Joan ile Larry, 65 yılı beraber geçirmiş, çoluğa çocuğa, toruna, torun çocuğuna kavuşmuş bir çift. Sonunda emri hak da ikisine bir hafta arayla vaki oluyor. Fakat film bu ya, onları orada son teknolojiyle donanmış bir ‘araf’ beklemekte. Burada her ölümlünün bir hafta süresi var, süre zarfında kendi ‘sonsuzluğunu’ seçmek zorunda. Ondan sonra dönüşü yok, hep orada kalacak. Artık dağ havası seviyorsa Alp dağları gibi bir yerde, yok deniz meraklısıysa cennet gibi bir plajda, şehirse ne bileyim bir dönemin Paris’inde, gibi gibi sonsuz seçenek var.

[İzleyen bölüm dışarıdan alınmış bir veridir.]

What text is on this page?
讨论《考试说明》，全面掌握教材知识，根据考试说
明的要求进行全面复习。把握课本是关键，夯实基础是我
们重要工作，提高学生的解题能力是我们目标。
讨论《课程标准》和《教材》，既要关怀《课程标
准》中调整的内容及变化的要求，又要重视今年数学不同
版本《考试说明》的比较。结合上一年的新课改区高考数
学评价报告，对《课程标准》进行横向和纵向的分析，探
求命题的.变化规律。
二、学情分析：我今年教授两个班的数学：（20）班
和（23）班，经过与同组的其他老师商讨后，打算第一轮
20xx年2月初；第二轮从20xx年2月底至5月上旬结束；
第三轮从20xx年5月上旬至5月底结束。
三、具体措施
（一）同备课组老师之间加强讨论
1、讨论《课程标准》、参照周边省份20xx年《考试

Bir kere burada insana geliyor bir “Sonsuza kadar nerede kalmak isterdim?” sorusu. Hepsinden sıkılma riski var da derdimiz bu olsun. Derken Joan’un (Elisabeth Olsen) asıl sınavı çıkıyor karşısına: Bu seçtiği sonsuzluğu kiminle paylaşacak? 65 yıl aynı yastığa baş koyduğu Larry (Miles Teller) ile mi yoksa 67 yıl önce savaşta ölen ve bu kadar zamandır onu gelişini bekleyen ilk kocası Luke (Callum Teller) ile mi? Biriyle paylaşılmış bir hayat, biriktirilmiş anılar ve haliyle bir doymuşluk (hadi kibar olalım, bıkmışlık demeyelim) var, diğeri ise 20 yaşının tazeliğini, ilk aşkın heyecanını taşıyor.
Ha, bu arada onlar kaç yaşındalar? Gençler. Herkes oraya meğer hayatının en mutlu yaşında geliyormuş. Bana göre filmin en konuşturan sorularından biri bu. Hayatınızın hangi yaşında kendinizi en mutlu addedersiniz? Dönüp orada sonsuza kadar kalacak olsanız hangi yaşınızı seçersiniz? Filmde ortalıkta bir sürü 10 yaşında oğlan çocuğu dolaşıyor mesela.
Sonunda geliyoruz ezeli “Sevgi neydi?” sorusuna. Kimle gidecek Joan? Siz “İlla biriyle gitmek zorunda mı? Kendi sonsuzluğunu kendi başına yaşasa olmuyor mu?” diye düşünebilirsiniz haklı olarak ama filmin meselesi iki aşk arasından ‘doğrusunu’ seçmek. Bunu da eğlenceli bir şekilde yapıyor, inanın inanmayın…
‘Herkes için adalet’ diyen festival
İstanbul’un 15. yılına gelen bir tematik film festivali var: Uluslararası Suç ve Ceza Film Festivali. Mottosu,‘Herkes için adalet’ ve farklı alanlarda adaleti, insan haklarını odağına alan 40 film yer alıyor bu yılki programında. Ayrıca bir haftaya yayılan, adalet üzerine düşündüren panellerin, seminerlerin, ustalık sınıflarının yer aldığı bir tartışma platformu yaratmak da festivalin kendine belirlediği amaçlardan biri.
Artık son iki gününe girmiş olduğumuz festivalde bugün ve yarın da İBB Beyoğlu Sineması ve Caddebostan (CKM) Sineması’nda film gösterimleri olacak. Programa www.icapff.com/tr adresinden ulaşabilirsiniz. Fransız Kültür Merkezi’nde ise bugün 16.30 ve 19.00’da Uluslararası Altın Terazi Kısa Film Yarışması’nın filmleri iki seans hâlinde gösterilecek.